Toutes choses égales par ailleurs, il y a chez les descendants d’immigrés des minorités visibles un sur-chômage notable. Par exemple, quand on compare, chez les 18-50 ans, des filles et fils d’immigrés du Maghreb avec des femmes et des hommes de la population majoritaire qui ont les mêmes caractéristiques (mêmes âge, diplôme, lieu de résidence, etc.), les premiers ont respectivement 4 et 5 points de chômage en plus par rapport à la population majoritaire. Il est aussi frappant de constater que, parmi les minorités visibles, les probabilités de chômage sont souvent plus fortes pour les fils d’immigrés que pour les immigrés eux-mêmes. Par exemple, le chômage est plus fort chez les fils d’immigrés subsahariens (27%) que chez les immigrés subsahariens (15%), alors que les premiers sont nés en France, y ont grandi, y ont été éduqués. Parmi les descendants d’immigrés européens, on observe l’inverse : la situation est meilleure dans la deuxième génération.

Pouvons-nous parler d’un échec de la politique d’intégration française ?

La réponse doit être nuancée.
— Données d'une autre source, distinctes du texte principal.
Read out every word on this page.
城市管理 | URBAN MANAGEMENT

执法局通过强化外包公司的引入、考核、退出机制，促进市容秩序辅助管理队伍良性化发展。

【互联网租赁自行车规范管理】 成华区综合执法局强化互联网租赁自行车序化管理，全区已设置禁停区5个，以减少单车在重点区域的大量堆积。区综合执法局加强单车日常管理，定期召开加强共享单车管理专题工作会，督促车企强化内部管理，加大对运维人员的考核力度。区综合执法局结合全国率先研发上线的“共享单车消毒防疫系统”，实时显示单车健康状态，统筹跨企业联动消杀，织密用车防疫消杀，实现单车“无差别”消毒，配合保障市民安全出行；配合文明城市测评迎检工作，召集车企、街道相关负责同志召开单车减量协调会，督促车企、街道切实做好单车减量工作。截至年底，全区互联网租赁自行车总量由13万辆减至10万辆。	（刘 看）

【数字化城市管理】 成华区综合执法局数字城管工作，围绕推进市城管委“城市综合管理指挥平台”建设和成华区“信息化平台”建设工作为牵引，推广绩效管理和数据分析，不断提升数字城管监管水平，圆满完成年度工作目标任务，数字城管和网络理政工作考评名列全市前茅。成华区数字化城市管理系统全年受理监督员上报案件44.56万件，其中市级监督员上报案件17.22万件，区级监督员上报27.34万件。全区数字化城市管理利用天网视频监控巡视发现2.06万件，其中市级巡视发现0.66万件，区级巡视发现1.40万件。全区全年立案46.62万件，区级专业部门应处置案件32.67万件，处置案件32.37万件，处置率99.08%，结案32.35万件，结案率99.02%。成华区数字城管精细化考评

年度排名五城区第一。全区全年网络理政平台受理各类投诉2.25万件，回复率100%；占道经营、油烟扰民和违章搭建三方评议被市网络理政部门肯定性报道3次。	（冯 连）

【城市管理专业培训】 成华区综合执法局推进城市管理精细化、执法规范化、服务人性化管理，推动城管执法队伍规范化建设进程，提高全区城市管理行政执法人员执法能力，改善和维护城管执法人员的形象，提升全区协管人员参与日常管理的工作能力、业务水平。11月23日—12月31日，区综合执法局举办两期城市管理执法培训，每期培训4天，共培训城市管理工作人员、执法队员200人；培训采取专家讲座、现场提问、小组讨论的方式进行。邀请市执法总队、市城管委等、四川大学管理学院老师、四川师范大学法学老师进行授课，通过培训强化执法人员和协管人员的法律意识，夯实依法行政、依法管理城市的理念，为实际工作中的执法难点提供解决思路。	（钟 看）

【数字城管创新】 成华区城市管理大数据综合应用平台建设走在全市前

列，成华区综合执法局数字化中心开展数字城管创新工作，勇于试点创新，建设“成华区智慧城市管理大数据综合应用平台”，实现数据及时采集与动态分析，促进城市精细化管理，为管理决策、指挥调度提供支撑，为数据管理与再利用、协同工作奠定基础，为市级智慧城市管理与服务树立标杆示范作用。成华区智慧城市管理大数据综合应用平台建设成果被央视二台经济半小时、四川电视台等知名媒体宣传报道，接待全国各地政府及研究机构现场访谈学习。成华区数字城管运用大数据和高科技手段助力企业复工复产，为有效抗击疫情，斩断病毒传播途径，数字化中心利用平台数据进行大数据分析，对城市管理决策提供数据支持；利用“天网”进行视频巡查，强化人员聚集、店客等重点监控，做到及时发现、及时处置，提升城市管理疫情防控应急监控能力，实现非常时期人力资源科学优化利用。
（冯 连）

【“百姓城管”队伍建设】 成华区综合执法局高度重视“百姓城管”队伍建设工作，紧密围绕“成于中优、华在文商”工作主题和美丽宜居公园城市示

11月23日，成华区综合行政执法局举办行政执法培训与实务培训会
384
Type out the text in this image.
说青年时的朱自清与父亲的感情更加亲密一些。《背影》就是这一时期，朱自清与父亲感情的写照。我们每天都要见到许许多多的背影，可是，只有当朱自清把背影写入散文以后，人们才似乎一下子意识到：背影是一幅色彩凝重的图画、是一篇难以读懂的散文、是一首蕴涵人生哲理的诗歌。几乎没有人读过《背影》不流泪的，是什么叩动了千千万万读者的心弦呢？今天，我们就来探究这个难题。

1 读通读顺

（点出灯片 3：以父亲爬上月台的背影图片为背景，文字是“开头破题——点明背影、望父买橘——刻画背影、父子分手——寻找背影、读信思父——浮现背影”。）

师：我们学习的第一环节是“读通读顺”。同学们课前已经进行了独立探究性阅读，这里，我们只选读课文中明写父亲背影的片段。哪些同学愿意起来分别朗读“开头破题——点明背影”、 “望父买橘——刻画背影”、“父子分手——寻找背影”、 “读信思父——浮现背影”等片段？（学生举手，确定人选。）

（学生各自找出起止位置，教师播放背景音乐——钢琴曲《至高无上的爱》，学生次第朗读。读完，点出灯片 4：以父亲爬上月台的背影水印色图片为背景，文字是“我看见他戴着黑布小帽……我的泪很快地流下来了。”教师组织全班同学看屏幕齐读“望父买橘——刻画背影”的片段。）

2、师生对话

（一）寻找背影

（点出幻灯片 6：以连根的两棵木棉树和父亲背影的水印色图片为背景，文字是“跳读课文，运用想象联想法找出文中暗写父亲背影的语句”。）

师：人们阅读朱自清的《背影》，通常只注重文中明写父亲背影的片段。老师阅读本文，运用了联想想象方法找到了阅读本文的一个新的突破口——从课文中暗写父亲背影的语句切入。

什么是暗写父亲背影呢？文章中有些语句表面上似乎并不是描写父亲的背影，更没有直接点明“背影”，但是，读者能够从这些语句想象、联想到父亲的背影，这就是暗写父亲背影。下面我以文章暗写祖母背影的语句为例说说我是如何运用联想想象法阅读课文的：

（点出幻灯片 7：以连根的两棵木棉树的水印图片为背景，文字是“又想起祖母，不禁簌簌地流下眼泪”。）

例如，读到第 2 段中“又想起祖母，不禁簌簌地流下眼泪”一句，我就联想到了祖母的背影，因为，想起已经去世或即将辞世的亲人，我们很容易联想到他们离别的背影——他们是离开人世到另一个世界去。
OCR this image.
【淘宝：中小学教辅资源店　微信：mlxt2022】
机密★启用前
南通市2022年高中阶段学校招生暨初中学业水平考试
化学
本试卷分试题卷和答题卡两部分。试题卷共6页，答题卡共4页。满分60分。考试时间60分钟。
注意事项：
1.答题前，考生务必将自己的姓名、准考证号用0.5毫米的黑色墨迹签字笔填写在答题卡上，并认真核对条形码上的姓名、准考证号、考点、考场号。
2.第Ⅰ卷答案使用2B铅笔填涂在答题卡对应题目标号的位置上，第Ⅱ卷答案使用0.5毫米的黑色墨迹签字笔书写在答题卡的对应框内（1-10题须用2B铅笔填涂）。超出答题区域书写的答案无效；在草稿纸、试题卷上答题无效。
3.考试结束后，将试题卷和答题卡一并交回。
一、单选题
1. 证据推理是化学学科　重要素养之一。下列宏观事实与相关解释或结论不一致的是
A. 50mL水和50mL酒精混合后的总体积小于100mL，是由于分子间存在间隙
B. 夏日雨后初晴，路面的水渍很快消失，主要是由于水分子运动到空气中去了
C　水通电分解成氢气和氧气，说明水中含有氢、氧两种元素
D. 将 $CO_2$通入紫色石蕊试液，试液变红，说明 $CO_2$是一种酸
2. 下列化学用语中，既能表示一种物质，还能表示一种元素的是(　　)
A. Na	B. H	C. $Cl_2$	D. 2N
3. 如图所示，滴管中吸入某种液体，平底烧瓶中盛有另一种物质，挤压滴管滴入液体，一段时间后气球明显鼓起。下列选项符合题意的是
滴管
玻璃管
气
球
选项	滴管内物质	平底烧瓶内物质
L’accès aux ressources socio-économiques (l’école, l’emploi, le logement, etc.) montre que la politique d’intégration est en difficulté et qu’elle doit s’accompagner d’une véritable politique de lutte contre les discriminations et le racisme. Les inégalités objectivement mesurées à l’encontre des immigrés et descendants d’immigrés des minorités visibles touchent tous les domaines. Mais d’un autre côté, quand on s’intéresse aux résultats qui relèvent du registre socio-culturel, on observe que l’intégration est en marche. D’une génération à l’autre, quand on compare immigrés et enfants d’immigrés, l’usage de la langue française, les unions mixtes, ou le sentiment d’appartenance à la France progressent nettement. Le sujet de l’identité est d’ailleurs le plus révélateur du fait qu’il y a en France une intégration « à sens unique ». Les immigrés et leurs enfants adhèrent massivement à l’identité française. Mais, en revanche, ils sont très nombreux à déclarer qu’ils ne sentent pas vus comme Français. Ce décalage des représentations témoigne d’un sentiment de rejet qui nuit à la cohésion sociale. Au final, au-delà des discours de principe sur l’égalité républicaine, les politiques publiques ne parviennent pas à surmonter les inégalités liées à l’origine, à la couleur de peau et l’apparence physique des personnes, ni l’exclusion dont les minorités font l’objet. Les politiques doivent être entièrement repensées. Un rapprochement entre les chercheurs et les décideurs politiques permettrait sans doute d’avancer dans ce sens.